Madden v. Midland Funding involves the sale of charged-off credit card debt by a Bank of America subsidiary. The appeals court found that the bank’s legal authority to charge an interest rate in excess of state usury caps did not transfer to the debt buyer.

The decision has negative ramifications for marketplace lenders such as Lending Club and Prosper Marketplace because they issue their loans through banks. The purpose of that set-up is to allow the nonbank firms to avoid complying with state-level interest rate caps, since banks can apply their home states’ rules on loans made across the country.

But now, with a cloud of legal uncertainty hanging over this commonplace business model, some industry lawyers are advising marketplace lenders to get state lending licenses, even though it is a time-consuming and expensive endeavor.

“I think the stronger business model is the state licensing model, as opposed to partnering up with a bank,” said Richard Eckman, a lawyer at Pepper Hamilton.

The appeals-court decision has sparked worries that go beyond just marketplace lending. Some observers fear that it could spark problems in the much larger market for asset-backed securities.

In December, both the Structured Finance Industry Group and the American Bankers Association filed briefs arguing that the Supreme Court should overturn the 2nd Circuit’s ruling.

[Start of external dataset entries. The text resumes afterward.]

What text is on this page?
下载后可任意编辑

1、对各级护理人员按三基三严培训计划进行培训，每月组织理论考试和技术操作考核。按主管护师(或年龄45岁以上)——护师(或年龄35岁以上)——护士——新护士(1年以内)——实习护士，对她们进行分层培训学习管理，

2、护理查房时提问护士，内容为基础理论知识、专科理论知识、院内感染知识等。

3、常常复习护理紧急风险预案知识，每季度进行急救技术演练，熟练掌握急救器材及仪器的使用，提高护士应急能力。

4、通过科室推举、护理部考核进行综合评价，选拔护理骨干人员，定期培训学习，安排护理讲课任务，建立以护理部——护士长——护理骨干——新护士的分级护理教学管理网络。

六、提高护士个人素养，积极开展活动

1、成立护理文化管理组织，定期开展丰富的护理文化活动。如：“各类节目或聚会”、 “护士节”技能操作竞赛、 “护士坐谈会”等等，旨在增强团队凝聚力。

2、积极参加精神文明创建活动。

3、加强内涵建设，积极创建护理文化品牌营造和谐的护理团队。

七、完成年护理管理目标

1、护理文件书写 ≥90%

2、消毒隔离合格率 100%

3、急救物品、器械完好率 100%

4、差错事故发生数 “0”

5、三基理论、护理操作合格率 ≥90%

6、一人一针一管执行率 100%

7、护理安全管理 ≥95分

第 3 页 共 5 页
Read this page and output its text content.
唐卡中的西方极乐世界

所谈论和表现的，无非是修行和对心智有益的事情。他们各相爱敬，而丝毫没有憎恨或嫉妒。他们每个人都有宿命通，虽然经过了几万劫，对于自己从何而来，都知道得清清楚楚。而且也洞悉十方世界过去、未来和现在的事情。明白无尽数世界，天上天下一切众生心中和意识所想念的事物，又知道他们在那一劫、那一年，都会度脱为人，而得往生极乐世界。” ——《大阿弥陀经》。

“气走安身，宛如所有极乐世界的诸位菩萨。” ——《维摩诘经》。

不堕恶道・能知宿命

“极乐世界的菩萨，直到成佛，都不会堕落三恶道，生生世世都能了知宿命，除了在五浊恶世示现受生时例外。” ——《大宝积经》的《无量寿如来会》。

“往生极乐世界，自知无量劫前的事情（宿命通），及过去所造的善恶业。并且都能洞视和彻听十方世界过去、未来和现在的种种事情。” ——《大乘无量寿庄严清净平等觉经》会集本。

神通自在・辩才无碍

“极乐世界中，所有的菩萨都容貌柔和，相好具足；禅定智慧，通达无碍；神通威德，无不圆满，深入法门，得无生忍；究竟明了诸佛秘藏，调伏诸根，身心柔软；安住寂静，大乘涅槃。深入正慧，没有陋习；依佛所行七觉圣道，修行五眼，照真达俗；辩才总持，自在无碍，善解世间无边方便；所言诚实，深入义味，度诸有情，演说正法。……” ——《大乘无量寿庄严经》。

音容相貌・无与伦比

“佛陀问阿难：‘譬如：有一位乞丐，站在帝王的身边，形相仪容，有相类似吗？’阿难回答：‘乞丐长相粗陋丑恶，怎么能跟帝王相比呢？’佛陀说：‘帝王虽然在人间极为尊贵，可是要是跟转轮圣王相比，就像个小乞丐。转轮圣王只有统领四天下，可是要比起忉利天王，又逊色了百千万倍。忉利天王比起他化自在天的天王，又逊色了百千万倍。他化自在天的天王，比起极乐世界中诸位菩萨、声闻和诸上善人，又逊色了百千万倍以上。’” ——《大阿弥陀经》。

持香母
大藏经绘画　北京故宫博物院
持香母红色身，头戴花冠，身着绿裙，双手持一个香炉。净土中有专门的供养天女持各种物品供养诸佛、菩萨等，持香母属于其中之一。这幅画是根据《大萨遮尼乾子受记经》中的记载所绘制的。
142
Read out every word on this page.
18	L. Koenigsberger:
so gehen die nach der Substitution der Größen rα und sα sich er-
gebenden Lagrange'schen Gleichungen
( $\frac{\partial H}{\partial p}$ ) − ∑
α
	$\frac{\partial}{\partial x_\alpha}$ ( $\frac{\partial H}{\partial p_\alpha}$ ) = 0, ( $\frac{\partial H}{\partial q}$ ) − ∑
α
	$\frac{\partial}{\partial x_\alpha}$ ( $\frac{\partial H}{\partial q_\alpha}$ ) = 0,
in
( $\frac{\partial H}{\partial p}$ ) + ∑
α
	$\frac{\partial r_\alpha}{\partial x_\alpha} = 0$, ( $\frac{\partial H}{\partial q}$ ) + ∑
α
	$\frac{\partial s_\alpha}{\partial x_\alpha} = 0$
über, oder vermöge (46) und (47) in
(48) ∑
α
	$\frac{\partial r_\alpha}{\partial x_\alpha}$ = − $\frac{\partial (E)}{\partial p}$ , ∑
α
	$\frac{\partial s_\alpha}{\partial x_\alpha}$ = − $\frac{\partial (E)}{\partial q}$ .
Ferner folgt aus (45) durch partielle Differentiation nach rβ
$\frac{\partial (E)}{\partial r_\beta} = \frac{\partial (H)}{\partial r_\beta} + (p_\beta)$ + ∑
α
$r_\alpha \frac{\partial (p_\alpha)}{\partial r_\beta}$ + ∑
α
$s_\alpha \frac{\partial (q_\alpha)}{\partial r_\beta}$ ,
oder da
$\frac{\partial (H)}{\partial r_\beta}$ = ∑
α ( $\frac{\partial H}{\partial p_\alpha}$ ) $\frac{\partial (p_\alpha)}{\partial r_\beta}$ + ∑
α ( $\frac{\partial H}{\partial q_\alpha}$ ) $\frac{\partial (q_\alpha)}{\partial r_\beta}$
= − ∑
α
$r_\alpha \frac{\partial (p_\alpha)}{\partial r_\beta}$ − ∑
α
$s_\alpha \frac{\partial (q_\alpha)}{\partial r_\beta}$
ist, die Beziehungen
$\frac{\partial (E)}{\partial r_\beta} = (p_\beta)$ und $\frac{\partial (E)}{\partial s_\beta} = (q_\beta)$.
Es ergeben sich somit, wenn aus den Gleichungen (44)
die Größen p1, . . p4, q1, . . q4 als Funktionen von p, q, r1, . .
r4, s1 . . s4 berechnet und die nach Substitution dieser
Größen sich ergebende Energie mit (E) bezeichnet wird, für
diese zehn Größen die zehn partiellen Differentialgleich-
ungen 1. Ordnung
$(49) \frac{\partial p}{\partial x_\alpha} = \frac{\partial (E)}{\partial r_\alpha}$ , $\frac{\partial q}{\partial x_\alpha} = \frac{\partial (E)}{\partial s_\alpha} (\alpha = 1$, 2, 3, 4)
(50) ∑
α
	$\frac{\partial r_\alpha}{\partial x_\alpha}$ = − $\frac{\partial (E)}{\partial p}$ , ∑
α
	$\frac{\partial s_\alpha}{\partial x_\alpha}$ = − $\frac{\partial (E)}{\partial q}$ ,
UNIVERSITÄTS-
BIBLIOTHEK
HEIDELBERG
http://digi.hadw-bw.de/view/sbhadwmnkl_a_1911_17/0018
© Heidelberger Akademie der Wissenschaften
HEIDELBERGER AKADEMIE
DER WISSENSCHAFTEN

“Unless corrected by this Court, the decision below will disrupt the secondary market for loans, upon which the primary market for lending depends,” the ABA wrote in its brief.

Observers offered differing opinions Monday about how Scalia might have voted on the merits of the case. Some noted that he often sided with business, while others pointed to opinions that suggest he would have been sympathetic to the 2nd Circuit’s reasoning.

“I don’t think there’s a big philosophical question here. I think it is an issue as to how interest rate preemption works. And there’s no reason that should be split between liberal and conservative justices,” argued Jaret Seiberg, an analyst at Guggenheim Securities.

Still, the math just got harder for those in the consumer-finance industry who want the Supreme Court to overturn the 2nd Circuit’s ruling.

Before, the votes of five Republican justices would have been enough for a reversal. Now, at least one of the four Democratic appointees, who more typically side with consumers in disputes with businesses, will have to be won over.